My first time eating alone
In high school, if I chose to eat alone, it was because I was with a teacher or in a meeting; however, it seemed insane to me when I saw a person sitting alone at a table eating. During my first few weeks of college, when I found out my roommate had a class from 6-8pm twice a week, I started panicking about what to do for dinner. I was afraid people were staring at me and mocking me, and it took me a sufficient amount of time before I felt better about myself. Eating alone does NOT mean you are a loser or don’t have friends; all it means is that your friends have different schedules than you, or you are too busy to plan around your friends. It’s only a big deal if you make it a big deal.

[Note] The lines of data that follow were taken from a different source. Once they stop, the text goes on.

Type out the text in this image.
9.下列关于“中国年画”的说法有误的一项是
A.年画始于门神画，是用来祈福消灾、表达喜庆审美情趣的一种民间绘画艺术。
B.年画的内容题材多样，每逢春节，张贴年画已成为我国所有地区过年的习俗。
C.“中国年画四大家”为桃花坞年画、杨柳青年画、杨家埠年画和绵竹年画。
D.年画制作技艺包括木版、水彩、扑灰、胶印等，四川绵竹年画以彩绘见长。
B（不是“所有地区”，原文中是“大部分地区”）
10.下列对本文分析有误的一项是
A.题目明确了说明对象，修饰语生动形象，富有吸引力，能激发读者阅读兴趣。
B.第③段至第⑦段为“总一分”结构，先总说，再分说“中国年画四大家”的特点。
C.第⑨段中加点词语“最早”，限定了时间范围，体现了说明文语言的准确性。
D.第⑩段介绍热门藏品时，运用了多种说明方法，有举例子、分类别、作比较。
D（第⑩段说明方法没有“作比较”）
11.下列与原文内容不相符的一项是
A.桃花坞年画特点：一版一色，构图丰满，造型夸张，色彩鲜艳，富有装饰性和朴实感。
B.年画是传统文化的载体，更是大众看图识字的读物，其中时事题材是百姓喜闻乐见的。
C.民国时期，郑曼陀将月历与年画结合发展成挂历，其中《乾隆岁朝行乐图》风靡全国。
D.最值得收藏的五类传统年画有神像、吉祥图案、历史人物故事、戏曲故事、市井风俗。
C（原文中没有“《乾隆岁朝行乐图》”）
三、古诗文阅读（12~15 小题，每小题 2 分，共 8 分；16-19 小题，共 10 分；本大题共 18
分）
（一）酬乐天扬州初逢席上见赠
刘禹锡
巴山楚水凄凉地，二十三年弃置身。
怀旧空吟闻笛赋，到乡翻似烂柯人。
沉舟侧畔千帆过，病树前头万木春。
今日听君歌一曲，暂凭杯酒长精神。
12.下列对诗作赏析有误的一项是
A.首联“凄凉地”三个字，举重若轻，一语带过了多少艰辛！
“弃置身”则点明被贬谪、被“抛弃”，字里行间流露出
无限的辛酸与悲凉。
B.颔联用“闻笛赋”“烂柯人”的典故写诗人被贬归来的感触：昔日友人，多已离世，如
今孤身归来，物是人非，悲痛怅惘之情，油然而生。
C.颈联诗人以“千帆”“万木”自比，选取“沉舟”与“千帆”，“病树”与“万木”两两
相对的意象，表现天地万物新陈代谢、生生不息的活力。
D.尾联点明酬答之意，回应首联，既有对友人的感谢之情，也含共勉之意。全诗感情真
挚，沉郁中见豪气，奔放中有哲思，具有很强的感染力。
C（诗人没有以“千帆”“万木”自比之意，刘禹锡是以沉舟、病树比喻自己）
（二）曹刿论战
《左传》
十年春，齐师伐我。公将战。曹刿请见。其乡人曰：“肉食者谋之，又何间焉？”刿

My first time not having anyone
When looking at colleges, I did not care if other girls from my high school were interested in them, and I even preferred schools that only I had applied. I had dealt with plenty of experiences when I didn’t know anyone else, so I just assumed I would be fine. However, I did not realize how hard it would be. My closest friend is three hours away from me and nearly impossible to get to. One thing people don’t tell you is how much it hurts to see friends geographically closer to each other visit each other when you are too far away for anyone to reach.
My first time loving my classes
To be completely honest, my first few months socially at college were very difficult and not as fun as I thought. I had trouble hanging onto friendships, and friend groups were forming faster than I could keep up. On weekends when I didn’t have anyone to go out with, I stayed in and studied my ass off. I figured that I might as well get good grades if I didn’t have anything else better to do, and I fell in love with my classes. I am a journalism major, and every single day, regardless of the lectures, I came out of my communications classes with a smile on my face. If I didn’t have solid friends, at least I was lucky enough to receive some of the best education possible.
My first time not knowing
Obviously coming into college, there are a lot of things that nobody really knows. However, for me, my biggest ‘not knowing’ time pertained to my school itself. Yes, I loved my classes more than anything, but was I a right fit here? One of my biggest reasons for choosing my school was because I saw people who were similar to me, but I had trouble seeing that. I prayed each day I made the right choice, and for the first time, I did not know if I had failed on one of the biggest decisions of my life.
I have only been at school for a semester, and I am sure I have many more painful and thrilling ‘firsts’ to come. College is seriously so weird, and I'm okay that it has taken me awhile to adjust. My biggest advice? Keep an open mind; you never know how a college ‘first’ can change your life.